I’d been tempted to move closer to Walla Walla which was where Washington State Penitentiary was, but being closer to Hank and not being able to interact with him beyond a phone and a sheet of plexiglass didn’t make sense. Especially since Hank had made me promise when I’d left that place, that I’d never set foot back in it, even to visit him.
Hank had been returned to prison, but I wasn’t sure if the guards would heed the warning Ronan and Phoenix’s cop friend had sent their way about Gun being a threat to Hank. My hope was that Jasper was able to watch out for Hank. With T dead, I was worried Hank would become even more of a target.
I dropped my bag next to the couch and opened the door.
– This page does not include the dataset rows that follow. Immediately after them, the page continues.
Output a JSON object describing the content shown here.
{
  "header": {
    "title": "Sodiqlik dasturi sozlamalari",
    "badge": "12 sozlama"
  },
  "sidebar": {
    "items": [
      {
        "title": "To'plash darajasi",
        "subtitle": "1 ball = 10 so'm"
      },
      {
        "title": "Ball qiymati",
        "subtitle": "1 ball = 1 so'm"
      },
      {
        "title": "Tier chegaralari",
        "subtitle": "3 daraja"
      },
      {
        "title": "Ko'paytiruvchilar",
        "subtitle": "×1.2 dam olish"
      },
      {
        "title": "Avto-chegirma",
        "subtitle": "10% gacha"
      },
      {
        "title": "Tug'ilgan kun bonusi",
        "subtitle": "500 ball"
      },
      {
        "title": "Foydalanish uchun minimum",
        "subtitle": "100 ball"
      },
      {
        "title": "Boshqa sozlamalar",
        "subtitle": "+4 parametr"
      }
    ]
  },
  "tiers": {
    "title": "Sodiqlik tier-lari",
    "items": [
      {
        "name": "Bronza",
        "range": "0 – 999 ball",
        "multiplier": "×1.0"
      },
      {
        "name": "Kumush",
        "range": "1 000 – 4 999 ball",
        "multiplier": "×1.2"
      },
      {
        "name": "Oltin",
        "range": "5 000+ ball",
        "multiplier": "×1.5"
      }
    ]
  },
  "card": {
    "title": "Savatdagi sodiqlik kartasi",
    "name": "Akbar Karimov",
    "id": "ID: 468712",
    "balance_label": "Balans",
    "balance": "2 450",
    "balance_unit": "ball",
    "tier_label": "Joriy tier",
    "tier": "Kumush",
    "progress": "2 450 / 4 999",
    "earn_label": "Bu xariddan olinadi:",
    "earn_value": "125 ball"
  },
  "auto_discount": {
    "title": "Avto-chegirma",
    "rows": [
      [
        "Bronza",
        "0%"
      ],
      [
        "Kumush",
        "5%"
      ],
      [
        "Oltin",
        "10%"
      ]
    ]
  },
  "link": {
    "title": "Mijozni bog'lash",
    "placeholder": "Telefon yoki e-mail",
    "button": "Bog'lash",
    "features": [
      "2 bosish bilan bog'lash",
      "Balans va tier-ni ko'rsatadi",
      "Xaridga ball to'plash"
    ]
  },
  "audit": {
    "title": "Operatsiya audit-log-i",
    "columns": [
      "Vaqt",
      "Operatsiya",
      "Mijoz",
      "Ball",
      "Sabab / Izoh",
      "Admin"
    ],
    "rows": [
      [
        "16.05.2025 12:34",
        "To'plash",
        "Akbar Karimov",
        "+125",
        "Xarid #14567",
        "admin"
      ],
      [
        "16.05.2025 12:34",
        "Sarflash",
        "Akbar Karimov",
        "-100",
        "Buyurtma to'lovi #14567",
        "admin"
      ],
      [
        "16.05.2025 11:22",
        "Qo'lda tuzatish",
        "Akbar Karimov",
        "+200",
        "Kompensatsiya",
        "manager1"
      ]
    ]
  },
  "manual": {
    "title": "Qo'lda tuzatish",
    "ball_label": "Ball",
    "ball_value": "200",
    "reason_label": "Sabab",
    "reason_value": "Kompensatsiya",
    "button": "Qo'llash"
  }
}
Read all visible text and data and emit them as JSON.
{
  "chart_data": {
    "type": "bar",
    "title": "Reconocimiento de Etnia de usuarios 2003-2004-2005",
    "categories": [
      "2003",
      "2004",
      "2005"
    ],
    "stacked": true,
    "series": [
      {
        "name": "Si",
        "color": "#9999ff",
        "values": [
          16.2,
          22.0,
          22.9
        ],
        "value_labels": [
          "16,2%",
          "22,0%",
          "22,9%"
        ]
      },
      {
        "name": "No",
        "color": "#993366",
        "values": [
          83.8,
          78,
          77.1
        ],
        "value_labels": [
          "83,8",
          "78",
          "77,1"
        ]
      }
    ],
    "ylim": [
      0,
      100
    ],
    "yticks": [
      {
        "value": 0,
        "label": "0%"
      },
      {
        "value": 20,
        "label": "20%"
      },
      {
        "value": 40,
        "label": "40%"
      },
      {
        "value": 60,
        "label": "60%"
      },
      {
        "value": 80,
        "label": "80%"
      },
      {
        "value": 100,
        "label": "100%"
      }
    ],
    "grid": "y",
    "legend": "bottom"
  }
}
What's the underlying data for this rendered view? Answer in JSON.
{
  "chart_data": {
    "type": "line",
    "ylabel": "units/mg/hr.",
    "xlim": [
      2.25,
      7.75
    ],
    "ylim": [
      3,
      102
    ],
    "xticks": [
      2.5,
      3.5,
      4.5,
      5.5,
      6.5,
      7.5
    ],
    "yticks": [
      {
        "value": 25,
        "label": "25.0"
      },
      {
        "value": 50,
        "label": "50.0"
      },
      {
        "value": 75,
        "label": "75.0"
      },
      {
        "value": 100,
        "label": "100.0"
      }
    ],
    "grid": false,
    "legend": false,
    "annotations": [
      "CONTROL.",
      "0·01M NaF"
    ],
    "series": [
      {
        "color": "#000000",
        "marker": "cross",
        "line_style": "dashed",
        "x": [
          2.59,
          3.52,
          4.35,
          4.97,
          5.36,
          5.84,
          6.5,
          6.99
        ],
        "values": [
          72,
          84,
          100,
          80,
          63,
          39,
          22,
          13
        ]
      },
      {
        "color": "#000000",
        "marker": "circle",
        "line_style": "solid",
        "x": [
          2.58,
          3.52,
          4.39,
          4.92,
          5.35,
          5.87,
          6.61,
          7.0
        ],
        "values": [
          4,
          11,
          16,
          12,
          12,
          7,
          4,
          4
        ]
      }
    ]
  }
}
I froze at the sight of Seth standing on the other side.
“Hi, Levi.”
“Hi,” I managed to get out, though even the single word seemed to be a challenge for my addled brain.
“Can I come in?”
I opened the door wider for him and then looked around the room. I needed to offer him a place to sit, but the place was a mess. Beer bottles were all over the place and our couch was so old that it was ripped and stained everywhere. Humiliation flooded through me.
“Um, do you mind sitting at the kitchen table?” I finally asked.
“Sure, sounds good.”
“Do you want something to drink?” I asked, though I couldn’t offer him anything besides beer and tap water. And since it was just after eleven in the morning, I doubted a beer was on the menu.
“No, thanks.”
I sat down across from him and prayed the wobbly vinyl chair he was sitting in wouldn’t break. “What…what are you doing here?” I asked.
“I wanted to come talk to you about something.”
“Okay.” I knew I probably sounded like a suspicious jerk, but he was the last person I ever expected to see again.